Second, the usual standards for suppressing speech are quite high—courts mediate the conflicting claims based on extensive legal precedents. The DMCA’s notice and takedown process short-circuits judicial review by allowing for the suppression of speech with only the interested parties mediating the dispute. These private parties have the power to determine what information is available to the public. The effect can be the suppression of speech in favor of those with access to legal expertise.
Third, the process gives little consideration to the limitations inherent in copyright law. The hundreds of sections of the federal copyright law contain many restrictions: copyright only applies to original works that are “fixed in a tangible medium of expression.” Even when these provisions are met, copyright is still limited according to the “fair-use” defense—a provision that carves out certain protected uses of copyrighted material.
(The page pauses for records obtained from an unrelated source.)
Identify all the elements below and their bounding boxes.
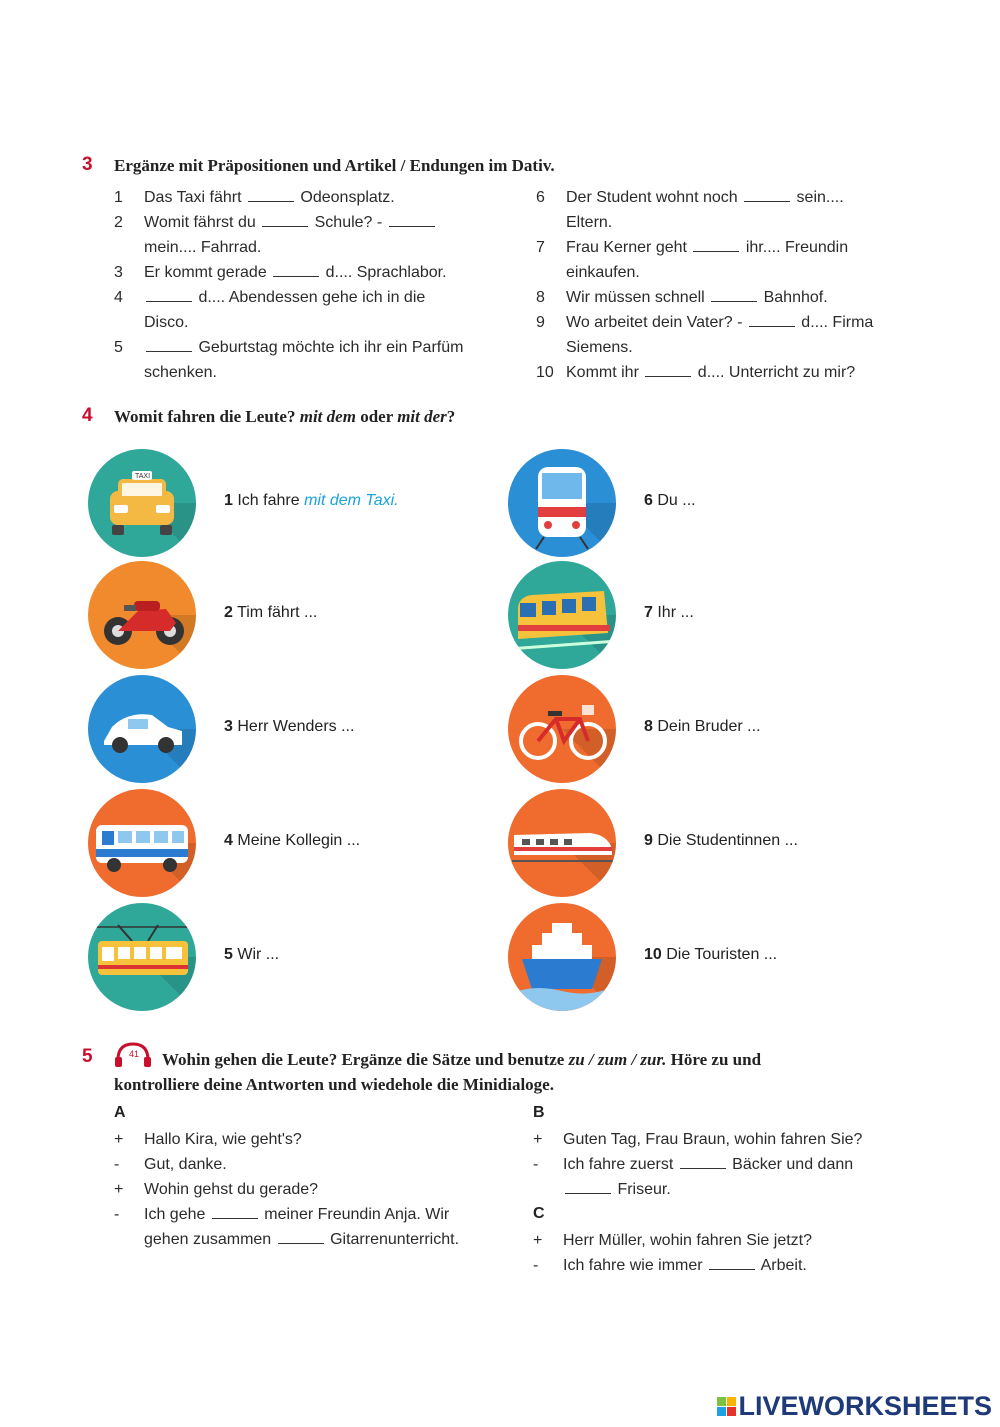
vehicle-sentence: [644, 832, 798, 850]
dialog-line: [114, 1152, 524, 1177]
item-text: Das Taxi fährt: [144, 189, 246, 206]
liveworksheets-logo[interactable]: [717, 1391, 992, 1421]
tram-icon: [88, 903, 196, 1011]
exercise-item: [114, 285, 514, 310]
item-text: Er kommt gerade: [144, 264, 272, 281]
item-text: Friseur.: [613, 1181, 671, 1198]
item-number: 1: [114, 189, 123, 206]
item-text: Arbeit.: [757, 1257, 807, 1274]
exercise-item: [536, 360, 936, 385]
item-continuation: schenken.: [144, 364, 217, 381]
vehicle-sentence: [644, 946, 777, 964]
section-3-number: 3: [82, 154, 93, 175]
vehicle-number: 6: [644, 492, 653, 509]
speaker-marker: +: [114, 1131, 124, 1148]
item-text: Hallo Kira, wie geht's?: [144, 1131, 302, 1148]
gap-fill-input[interactable]: [146, 337, 192, 352]
item-text: Womit fährst du: [144, 214, 261, 231]
item-text: Schule? -: [310, 214, 387, 231]
item-text: Frau Kerner geht: [566, 239, 692, 256]
bus-icon: [88, 789, 196, 897]
speaker-marker: -: [114, 1206, 120, 1223]
logo-text: LIVEWORKSHEETS: [738, 1390, 992, 1421]
vehicle-sentence: [644, 604, 694, 622]
item-number: 7: [536, 239, 545, 256]
dialog-c: [533, 1228, 953, 1278]
vehicle-number: 2: [224, 604, 233, 621]
vehicle-number: 1: [224, 492, 233, 509]
dialog-line: [533, 1228, 953, 1253]
gap-fill-input[interactable]: [744, 187, 790, 202]
vehicle-number: 10: [644, 946, 662, 963]
bicycle-icon: [508, 675, 616, 783]
dialog-b-label: B: [533, 1104, 545, 1121]
gap-fill-input[interactable]: [146, 287, 192, 302]
gap-fill-input[interactable]: [693, 237, 739, 252]
speaker-marker: -: [533, 1257, 539, 1274]
vehicle-sentence: [224, 604, 317, 622]
vehicle-sentence: [644, 718, 761, 736]
vehicle-text: Die Touristen ...: [666, 946, 778, 963]
gap-fill-input[interactable]: [645, 362, 691, 377]
speaker-marker: +: [533, 1232, 543, 1249]
item-continuation: Siemens.: [566, 339, 633, 356]
vehicle-number: 8: [644, 718, 653, 735]
section-4-title: Womit fahren die Leute? mit dem oder mit der?: [114, 407, 456, 426]
item-number: 5: [114, 339, 123, 356]
section-5-title-line1: Wohin gehen die Leute? Ergänze die Sätze und benutze zu / zum / zur. Höre zu und: [162, 1050, 762, 1069]
vehicle-sentence: [224, 832, 360, 850]
dialog-b: [533, 1127, 953, 1202]
ship-icon: [508, 903, 616, 1011]
item-text: Gut, danke.: [144, 1156, 227, 1173]
exercise-item: [536, 185, 936, 210]
exercise-item: [536, 310, 936, 335]
vehicle-number: 4: [224, 832, 233, 849]
dialog-c-label: C: [533, 1205, 545, 1222]
gap-fill-input[interactable]: [248, 187, 294, 202]
vehicle-number: 3: [224, 718, 233, 735]
speaker-marker: -: [533, 1156, 539, 1173]
item-text: d.... Unterricht zu mir?: [693, 364, 856, 381]
svg-text:TAXI: TAXI: [135, 473, 151, 480]
item-text: Odeonsplatz.: [295, 189, 395, 206]
exercise-item: [114, 335, 514, 360]
exercise-item: [536, 235, 936, 260]
gap-fill-input[interactable]: [212, 1204, 258, 1219]
train-front-icon: [508, 449, 616, 557]
item-number: 4: [114, 289, 123, 306]
item-number: 8: [536, 289, 545, 306]
gap-fill-input[interactable]: [262, 212, 308, 227]
item-number: 2: [114, 214, 123, 231]
exercise-item: [536, 285, 936, 310]
item-text: Herr Müller, wohin fahren Sie jetzt?: [563, 1232, 812, 1249]
gap-fill-input[interactable]: [749, 312, 795, 327]
dialog-line: [114, 1127, 524, 1152]
gap-fill-input[interactable]: [278, 1229, 324, 1244]
taxi-icon: [88, 449, 196, 557]
speaker-marker: -: [114, 1156, 120, 1173]
speaker-marker: +: [114, 1181, 124, 1198]
section-4-number: 4: [82, 405, 93, 426]
item-continuation: einkaufen.: [566, 264, 640, 281]
gap-fill-input[interactable]: [709, 1255, 755, 1270]
vehicle-text: Dein Bruder ...: [657, 718, 761, 735]
item-text: d.... Abendessen gehe ich in die: [194, 289, 426, 306]
dialog-a-label: A: [114, 1104, 126, 1121]
item-text: gehen zusammen: [144, 1231, 276, 1248]
vehicle-text: Du ...: [657, 492, 696, 509]
item-text: sein....: [792, 189, 844, 206]
item-text: d.... Firma: [796, 314, 874, 331]
vehicle-text: Ihr ...: [657, 604, 694, 621]
vehicle-sentence: [224, 718, 354, 736]
vehicle-sentence: [224, 492, 399, 510]
item-text: Gitarrenunterricht.: [325, 1231, 460, 1248]
vehicle-text: Die Studentinnen ...: [657, 832, 798, 849]
item-number: 3: [114, 264, 123, 281]
speaker-marker: +: [533, 1131, 543, 1148]
vehicle-sentence: [224, 946, 279, 964]
item-text: Wohin gehst du gerade?: [144, 1181, 319, 1198]
item-text: Geburtstag möchte ich ihr ein Parfüm: [194, 339, 464, 356]
exercise-item: [114, 210, 514, 235]
vehicle-text: Meine Kollegin ...: [237, 832, 361, 849]
vehicle-number: 5: [224, 946, 233, 963]
item-text: Bäcker und dann: [727, 1156, 854, 1173]
item-text: Ich fahre zuerst: [563, 1156, 678, 1173]
gap-fill-input[interactable]: [389, 212, 435, 227]
exercise-item: [114, 260, 514, 285]
item-continuation: mein.... Fahrrad.: [144, 239, 262, 256]
dialog-line: [114, 1202, 524, 1227]
gap-fill-input[interactable]: [680, 1154, 726, 1169]
gap-fill-input[interactable]: [565, 1179, 611, 1194]
train-side-icon: [508, 561, 616, 669]
dialog-a: [114, 1127, 524, 1252]
example-answer: mit dem Taxi.: [304, 492, 399, 509]
dialog-line: [533, 1127, 953, 1152]
vehicle-number: 7: [644, 604, 653, 621]
item-text: Kommt ihr: [566, 364, 644, 381]
item-text: d.... Sprachlabor.: [321, 264, 447, 281]
item-text: Wir müssen schnell: [566, 289, 710, 306]
dialog-line: [533, 1177, 953, 1202]
item-number: 6: [536, 189, 545, 206]
dialog-line: [114, 1227, 524, 1252]
vehicle-text: Herr Wenders ...: [237, 718, 355, 735]
dialog-line: [533, 1152, 953, 1177]
vehicle-text: Wir ...: [237, 946, 280, 963]
dialog-line: [533, 1253, 953, 1278]
item-text: Guten Tag, Frau Braun, wohin fahren Sie?: [563, 1131, 863, 1148]
item-text: Bahnhof.: [759, 289, 828, 306]
motorcycle-icon: [88, 561, 196, 669]
gap-fill-input[interactable]: [711, 287, 757, 302]
item-text: Wo arbeitet dein Vater? -: [566, 314, 747, 331]
item-text: ihr.... Freundin: [741, 239, 849, 256]
vehicle-text: Ich fahre: [237, 492, 305, 509]
item-text: Der Student wohnt noch: [566, 189, 743, 206]
item-continuation: Disco.: [144, 314, 189, 331]
item-number: 10: [536, 364, 554, 381]
highspeed-train-icon: [508, 789, 616, 897]
vehicle-text: Tim fährt ...: [237, 604, 318, 621]
car-icon: [88, 675, 196, 783]
item-number: 9: [536, 314, 545, 331]
dialog-line: [114, 1177, 524, 1202]
svg-text:41: 41: [129, 1049, 140, 1059]
section-3-left-column: [114, 185, 514, 385]
section-5-number: 5: [82, 1046, 93, 1067]
item-text: meiner Freundin Anja. Wir: [259, 1206, 450, 1223]
section-5-title-line2: kontrolliere deine Antworten und wiedehole die Minidialoge.: [114, 1075, 554, 1094]
logo-mark-icon: [717, 1397, 736, 1416]
item-continuation: Eltern.: [566, 214, 613, 231]
vehicle-number: 9: [644, 832, 653, 849]
section-3-right-column: [536, 185, 936, 385]
vehicle-sentence: [644, 492, 696, 510]
gap-fill-input[interactable]: [273, 262, 319, 277]
audio-headphones-icon[interactable]: [112, 1040, 154, 1068]
item-text: Ich gehe: [144, 1206, 210, 1223]
item-text: Ich fahre wie immer: [563, 1257, 708, 1274]
exercise-item: [114, 185, 514, 210]
section-3-title: Ergänze mit Präpositionen und Artikel / Endungen im Dativ.: [114, 156, 555, 175]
For example, “transformative” works – ones that add new expression, meaning, value, or information to an existing copyright-protected work – may be considered legal uses of the copyrighted material. The DMCA leaves little room for the consideration of this defense. As cases like this one continue to emerge and test the reaches of the DMCA, the delicate balance between protecting property rights and safeguarding basic freedoms is likely to become even more difficult.
In the meantime, the bloggers are happy. As part of the court settlement, Diebold agreed to send retractions of its cease-and-desist letters. Derek Slater, a Harvard student whose website was blocked because of such a letter, is delighted about the news: “I can hardly wait to get the retraction. I think I’ll frame it,” he adds, grinning.